# Monster flathead



## skiff89_jr (Apr 1, 2011)

Just got absolute monster. Pics won't load right now for some reason...


----------



## sureicanfish (Sep 30, 2007)

Hurry up. Almost bedtime


----------



## Jason (Oct 2, 2007)

Dang---------Gonna tease us a bit!!! Almost cause fer dismissal!!!!!!!!!! hahaha


----------



## FishWalton (Jul 22, 2010)

Tease!!!!


----------



## JoeyWelch (Sep 25, 2009)

Cmon Skiff!!!


----------



## Splittine (Nov 24, 2007)

Fake news.


----------



## skiff89_jr (Apr 1, 2011)

He was so big I couldn't hardly get the whole thing in one picture 


Sent from my iPhone using Tapatalk


----------



## JoeyWelch (Sep 25, 2009)

I'm calling "foul" on that one.


----------



## Bodupp (Oct 3, 2007)

Walk down to the other end of the fish and take another pic.


----------



## JoeyWelch (Sep 25, 2009)

Skiff just long arm it and take the picture from underneath. You can call it a 40lber!!!


----------



## JoeyWelch (Sep 25, 2009)

I wasn't planning on posting it but I caught this one Friday on the Tombigbee.
We released him.


----------



## Bodupp (Oct 3, 2007)

jlw1972 said:


> View attachment 942810
> 
> 
> I wasn't planning on posting it but I caught this one Friday on the Tombigbee.
> We released him.


What song were y'all dancing to?


----------



## Bodupp (Oct 3, 2007)

Probably "Cat Scratch Fever".


----------



## sureicanfish (Sep 30, 2007)

Bodupp said:


> What song were y'all dancing to?


I was lookin' for love in all the wrong places,
Lookin' for love in too many faces,
searchin' their (beady) eyes and lookin' for traces
of what I'm dreamin' of.


----------



## JoeyWelch (Sep 25, 2009)

Bodupp said:


> What song were y'all dancing to?


----------



## Joraca (Dec 29, 2007)

You always go catfishin' in your speedos, cap'n?


----------



## grum man (Nov 4, 2011)

jlw1972 said:


> http://m.youtube.com/watch?v=F-nyeiKk35M


Now that there is funny! I didn't know Steelheart was an all girl band.


----------



## JoeyWelch (Sep 25, 2009)

Joraca said:


> You always go catfishin' in your speedos, cap'n?

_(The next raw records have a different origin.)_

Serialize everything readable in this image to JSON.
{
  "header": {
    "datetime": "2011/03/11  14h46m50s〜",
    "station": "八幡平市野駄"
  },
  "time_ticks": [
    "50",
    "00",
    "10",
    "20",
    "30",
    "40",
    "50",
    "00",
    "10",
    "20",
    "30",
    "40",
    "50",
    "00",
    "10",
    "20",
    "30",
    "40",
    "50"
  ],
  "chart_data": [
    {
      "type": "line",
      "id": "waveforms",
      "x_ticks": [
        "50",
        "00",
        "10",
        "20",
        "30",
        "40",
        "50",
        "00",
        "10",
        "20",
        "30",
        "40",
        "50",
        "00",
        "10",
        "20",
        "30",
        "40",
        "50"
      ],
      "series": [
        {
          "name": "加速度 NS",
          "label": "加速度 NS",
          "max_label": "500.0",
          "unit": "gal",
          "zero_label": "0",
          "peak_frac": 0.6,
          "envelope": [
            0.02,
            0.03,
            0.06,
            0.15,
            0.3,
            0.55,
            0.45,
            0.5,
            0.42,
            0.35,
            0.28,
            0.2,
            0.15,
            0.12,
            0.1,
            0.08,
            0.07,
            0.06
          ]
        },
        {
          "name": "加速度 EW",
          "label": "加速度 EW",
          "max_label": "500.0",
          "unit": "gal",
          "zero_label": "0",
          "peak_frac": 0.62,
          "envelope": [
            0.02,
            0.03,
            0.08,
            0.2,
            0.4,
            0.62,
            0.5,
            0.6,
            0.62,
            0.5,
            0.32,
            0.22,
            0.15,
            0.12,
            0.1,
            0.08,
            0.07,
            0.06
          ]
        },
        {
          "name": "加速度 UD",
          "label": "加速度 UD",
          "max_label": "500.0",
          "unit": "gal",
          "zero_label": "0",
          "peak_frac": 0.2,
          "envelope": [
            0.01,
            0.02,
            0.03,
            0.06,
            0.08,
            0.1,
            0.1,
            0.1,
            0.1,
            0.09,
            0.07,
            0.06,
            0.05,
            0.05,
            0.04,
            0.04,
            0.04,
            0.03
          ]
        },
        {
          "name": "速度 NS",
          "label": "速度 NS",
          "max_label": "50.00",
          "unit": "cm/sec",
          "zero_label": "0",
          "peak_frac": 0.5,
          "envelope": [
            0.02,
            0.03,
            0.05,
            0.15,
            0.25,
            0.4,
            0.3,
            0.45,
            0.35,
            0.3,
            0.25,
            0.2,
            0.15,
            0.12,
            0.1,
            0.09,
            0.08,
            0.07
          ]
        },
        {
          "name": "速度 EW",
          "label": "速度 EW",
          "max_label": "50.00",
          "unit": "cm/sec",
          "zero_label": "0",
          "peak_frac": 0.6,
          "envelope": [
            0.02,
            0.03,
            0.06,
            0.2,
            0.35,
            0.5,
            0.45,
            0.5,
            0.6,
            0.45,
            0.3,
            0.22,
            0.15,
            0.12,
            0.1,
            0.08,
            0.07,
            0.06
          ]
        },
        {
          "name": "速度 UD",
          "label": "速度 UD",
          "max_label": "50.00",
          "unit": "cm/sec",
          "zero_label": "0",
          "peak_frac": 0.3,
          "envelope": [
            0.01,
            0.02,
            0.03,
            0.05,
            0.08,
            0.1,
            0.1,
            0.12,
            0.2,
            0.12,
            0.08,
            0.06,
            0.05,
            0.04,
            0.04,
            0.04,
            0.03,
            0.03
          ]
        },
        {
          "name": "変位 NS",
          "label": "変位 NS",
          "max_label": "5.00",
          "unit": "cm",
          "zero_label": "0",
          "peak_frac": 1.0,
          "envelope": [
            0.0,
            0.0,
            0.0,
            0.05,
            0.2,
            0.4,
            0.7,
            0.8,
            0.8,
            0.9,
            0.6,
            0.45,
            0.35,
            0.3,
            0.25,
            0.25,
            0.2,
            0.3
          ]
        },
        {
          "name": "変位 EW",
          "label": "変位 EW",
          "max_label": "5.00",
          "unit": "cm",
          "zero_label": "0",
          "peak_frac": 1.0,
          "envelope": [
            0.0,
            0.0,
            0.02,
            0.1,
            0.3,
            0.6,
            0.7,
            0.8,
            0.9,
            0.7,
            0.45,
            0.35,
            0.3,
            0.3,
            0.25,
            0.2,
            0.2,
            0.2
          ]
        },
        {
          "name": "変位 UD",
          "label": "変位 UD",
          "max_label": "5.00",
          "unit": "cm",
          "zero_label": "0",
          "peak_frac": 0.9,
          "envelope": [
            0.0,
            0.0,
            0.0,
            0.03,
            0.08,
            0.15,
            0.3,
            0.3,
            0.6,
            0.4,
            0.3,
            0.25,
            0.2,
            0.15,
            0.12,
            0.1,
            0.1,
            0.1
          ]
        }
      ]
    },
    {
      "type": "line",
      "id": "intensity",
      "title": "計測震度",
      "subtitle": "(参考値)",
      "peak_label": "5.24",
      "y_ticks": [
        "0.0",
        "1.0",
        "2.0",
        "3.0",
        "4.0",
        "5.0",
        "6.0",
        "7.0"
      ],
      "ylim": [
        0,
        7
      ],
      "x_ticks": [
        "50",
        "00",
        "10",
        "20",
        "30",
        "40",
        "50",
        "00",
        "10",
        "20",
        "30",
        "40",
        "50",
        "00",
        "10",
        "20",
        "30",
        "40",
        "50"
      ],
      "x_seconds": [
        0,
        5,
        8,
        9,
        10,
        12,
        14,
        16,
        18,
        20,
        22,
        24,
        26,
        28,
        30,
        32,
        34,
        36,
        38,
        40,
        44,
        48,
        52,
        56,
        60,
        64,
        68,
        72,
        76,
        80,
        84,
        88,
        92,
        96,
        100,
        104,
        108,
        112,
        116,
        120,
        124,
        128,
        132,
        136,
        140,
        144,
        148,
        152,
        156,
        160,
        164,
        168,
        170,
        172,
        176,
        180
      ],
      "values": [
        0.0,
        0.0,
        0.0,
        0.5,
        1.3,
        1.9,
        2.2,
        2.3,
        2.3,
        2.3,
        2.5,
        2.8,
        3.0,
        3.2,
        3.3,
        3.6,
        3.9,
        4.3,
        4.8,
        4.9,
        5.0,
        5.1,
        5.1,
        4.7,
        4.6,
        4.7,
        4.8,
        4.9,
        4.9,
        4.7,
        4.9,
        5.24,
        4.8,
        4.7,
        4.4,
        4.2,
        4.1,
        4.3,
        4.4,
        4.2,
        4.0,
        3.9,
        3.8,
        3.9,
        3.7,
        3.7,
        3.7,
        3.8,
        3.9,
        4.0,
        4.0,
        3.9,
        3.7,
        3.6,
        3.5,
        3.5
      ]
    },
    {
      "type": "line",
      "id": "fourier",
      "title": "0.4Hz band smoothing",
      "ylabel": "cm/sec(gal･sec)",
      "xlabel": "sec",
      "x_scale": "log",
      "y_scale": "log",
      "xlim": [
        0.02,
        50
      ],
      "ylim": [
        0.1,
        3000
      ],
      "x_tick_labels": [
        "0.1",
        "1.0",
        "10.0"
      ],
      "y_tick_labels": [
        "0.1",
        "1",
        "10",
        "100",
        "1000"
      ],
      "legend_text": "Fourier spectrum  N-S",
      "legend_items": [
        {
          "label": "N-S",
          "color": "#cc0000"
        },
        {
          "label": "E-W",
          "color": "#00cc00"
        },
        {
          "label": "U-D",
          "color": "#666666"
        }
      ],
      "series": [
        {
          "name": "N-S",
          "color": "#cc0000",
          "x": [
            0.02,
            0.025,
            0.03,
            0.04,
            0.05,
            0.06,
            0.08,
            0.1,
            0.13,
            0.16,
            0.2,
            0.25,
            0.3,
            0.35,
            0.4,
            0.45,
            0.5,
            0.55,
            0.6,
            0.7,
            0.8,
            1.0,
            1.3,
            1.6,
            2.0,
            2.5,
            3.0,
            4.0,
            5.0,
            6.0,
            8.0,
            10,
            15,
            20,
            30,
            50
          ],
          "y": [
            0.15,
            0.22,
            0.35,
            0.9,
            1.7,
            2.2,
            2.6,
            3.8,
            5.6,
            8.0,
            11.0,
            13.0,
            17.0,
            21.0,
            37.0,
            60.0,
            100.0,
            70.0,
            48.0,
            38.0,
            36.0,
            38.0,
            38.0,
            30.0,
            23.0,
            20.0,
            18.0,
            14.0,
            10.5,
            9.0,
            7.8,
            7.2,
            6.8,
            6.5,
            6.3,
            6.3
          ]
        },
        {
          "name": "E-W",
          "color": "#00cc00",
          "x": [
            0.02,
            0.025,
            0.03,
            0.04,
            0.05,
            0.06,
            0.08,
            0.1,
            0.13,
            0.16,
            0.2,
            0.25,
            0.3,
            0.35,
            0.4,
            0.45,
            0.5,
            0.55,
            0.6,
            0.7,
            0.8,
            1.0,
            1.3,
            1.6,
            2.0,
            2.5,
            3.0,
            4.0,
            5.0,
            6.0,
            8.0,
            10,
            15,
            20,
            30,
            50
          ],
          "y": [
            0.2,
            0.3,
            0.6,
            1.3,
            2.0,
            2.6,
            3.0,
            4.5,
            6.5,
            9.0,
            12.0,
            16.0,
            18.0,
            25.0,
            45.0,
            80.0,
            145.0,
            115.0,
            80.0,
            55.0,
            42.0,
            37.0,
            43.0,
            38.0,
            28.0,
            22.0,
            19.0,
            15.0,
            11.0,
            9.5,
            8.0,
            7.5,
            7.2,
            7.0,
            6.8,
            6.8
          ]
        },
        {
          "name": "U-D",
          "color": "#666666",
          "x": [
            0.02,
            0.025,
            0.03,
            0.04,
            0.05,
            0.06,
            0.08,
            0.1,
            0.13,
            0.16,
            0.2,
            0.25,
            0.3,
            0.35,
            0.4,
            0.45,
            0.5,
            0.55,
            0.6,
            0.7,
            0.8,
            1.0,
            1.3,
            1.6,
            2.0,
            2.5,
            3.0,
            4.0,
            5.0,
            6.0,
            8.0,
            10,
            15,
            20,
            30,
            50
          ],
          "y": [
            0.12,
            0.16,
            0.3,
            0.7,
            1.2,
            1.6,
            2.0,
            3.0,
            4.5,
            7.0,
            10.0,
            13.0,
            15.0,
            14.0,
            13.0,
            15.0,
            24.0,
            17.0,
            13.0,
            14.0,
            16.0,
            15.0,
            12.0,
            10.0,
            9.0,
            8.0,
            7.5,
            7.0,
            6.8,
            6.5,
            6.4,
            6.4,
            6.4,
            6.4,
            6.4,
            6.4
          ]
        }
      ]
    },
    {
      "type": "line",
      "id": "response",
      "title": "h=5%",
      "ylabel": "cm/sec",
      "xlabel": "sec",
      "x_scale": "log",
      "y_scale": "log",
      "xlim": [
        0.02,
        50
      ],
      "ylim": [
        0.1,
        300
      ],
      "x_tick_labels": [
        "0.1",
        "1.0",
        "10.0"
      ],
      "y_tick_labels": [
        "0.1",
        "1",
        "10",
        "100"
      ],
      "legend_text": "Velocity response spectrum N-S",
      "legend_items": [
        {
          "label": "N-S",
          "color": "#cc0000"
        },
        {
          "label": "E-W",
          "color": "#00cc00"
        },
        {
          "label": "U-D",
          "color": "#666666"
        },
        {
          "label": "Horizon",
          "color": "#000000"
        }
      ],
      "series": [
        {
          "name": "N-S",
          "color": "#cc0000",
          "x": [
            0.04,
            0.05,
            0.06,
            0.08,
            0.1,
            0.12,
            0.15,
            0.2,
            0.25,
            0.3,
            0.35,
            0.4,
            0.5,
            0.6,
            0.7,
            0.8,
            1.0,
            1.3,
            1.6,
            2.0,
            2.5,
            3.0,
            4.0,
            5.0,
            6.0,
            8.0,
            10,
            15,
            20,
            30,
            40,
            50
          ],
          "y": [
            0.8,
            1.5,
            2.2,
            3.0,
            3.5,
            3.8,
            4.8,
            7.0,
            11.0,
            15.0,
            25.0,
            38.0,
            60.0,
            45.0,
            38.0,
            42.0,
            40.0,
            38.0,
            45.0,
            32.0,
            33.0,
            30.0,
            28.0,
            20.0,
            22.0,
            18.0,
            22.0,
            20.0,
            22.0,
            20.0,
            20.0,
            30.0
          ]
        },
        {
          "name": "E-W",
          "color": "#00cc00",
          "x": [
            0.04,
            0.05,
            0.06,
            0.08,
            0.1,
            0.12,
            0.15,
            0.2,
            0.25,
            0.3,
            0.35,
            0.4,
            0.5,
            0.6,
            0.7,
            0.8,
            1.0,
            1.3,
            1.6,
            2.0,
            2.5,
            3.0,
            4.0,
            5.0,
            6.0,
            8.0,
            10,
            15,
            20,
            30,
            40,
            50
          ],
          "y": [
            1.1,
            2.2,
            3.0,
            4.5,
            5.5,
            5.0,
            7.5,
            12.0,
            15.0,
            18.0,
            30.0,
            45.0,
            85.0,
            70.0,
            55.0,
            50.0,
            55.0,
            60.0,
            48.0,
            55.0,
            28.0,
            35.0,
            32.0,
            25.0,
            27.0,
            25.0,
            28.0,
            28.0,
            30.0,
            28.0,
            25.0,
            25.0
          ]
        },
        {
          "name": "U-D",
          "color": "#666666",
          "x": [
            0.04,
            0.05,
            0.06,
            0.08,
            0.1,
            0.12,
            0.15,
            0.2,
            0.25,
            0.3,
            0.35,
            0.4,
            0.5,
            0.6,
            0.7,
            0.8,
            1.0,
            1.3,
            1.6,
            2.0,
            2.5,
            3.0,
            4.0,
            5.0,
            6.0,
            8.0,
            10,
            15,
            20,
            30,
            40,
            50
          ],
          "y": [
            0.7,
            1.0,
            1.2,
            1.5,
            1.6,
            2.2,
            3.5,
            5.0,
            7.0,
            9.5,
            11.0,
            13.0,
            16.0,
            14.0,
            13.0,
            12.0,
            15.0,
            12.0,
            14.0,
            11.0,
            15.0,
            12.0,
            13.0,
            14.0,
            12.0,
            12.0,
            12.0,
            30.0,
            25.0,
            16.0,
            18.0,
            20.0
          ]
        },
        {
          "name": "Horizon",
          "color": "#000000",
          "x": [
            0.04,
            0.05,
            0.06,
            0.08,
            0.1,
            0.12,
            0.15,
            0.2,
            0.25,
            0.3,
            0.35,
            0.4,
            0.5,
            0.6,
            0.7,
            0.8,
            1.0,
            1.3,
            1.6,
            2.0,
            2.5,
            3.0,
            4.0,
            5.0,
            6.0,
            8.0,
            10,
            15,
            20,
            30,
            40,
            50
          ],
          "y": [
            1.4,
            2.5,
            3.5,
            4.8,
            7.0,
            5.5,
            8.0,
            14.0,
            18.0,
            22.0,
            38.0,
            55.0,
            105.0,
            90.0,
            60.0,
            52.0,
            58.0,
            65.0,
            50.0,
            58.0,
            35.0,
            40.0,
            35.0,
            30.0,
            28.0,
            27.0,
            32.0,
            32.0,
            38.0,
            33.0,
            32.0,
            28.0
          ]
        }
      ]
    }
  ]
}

Only when I'm feeling "frisky".


----------



## grum man (Nov 4, 2011)

jlw1972 said:


> View attachment 942810
> 
> 
> I wasn't planning on posting it but I caught this one Friday on the Tombigbee.
> We released him.


Initially I would have identified that fish as a freshwater Trowser Trout but it has two eyes.


----------



## Try'n Hard (Oct 23, 2008)

This kinda crap is wayyyy funnier to me when I post it!


----------



## JoeyWelch (Sep 25, 2009)

Try'n Hard said:


> This kinda crap is wayyyy funnier to me when I post it!


Post away. We need some help.


----------